Gabriel Maliha is a senior at the University of Pennsylvania studying criminology.
The recent nomination of Judge Neil Gorsuch, of the U.S. Court of Appeals for the 10th Circuit, to the Supreme Court touched upon the usual debate about the predictability of a nominee’s judicial philosophy and ideological leanings. It is hoped that his writings, his record as a judge, and his Senate confirmation hearings will provide some clue as to his votes on potential issues that will come before the Court. 
Article III, Section one of the U.S. Constitution states: “The judicial Power of the United States, shall be vested in one Supreme Court, and in such inferior Courts as the Congress may from time to time ordain and establish” and “The judges, both of the Supreme Court and inferior Courts, shall hold their offices during good behavior.” The Constitution is silent on the qualifications of justices.
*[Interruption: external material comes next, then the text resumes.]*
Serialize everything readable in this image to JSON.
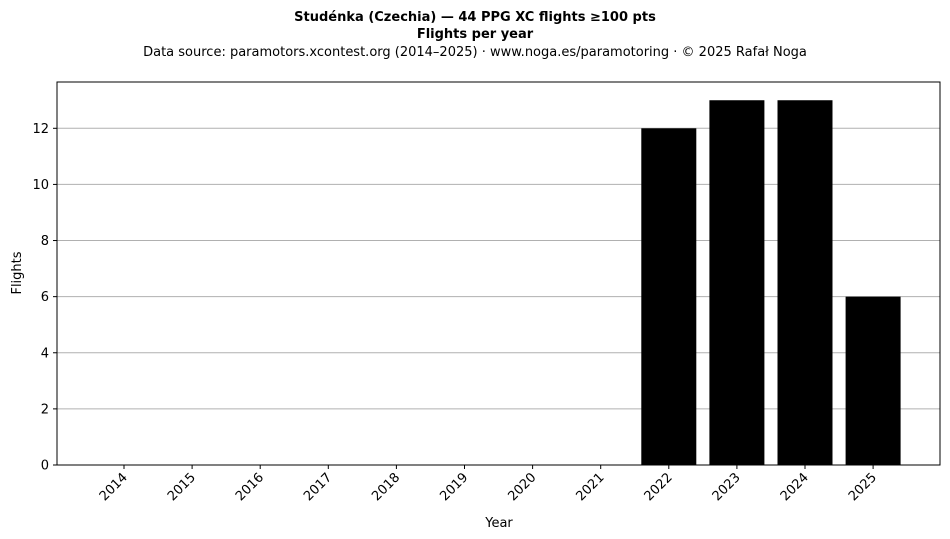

There is no age, legal experience, or citizenship requirement. However, all those who have been nominated or served have been lawyers. The framers have clearly understood “good behavior” to be a lifetime appointment meant to preserve the independence of the judiciary against encroachment by the other branches. The “good behavior” standard is considered to be lower than “high crimes and misdemeanors.” Still, only fifteen federal judges have been impeached (none from the the Supreme Court) and eight convicted by the Senate in the history of the republic.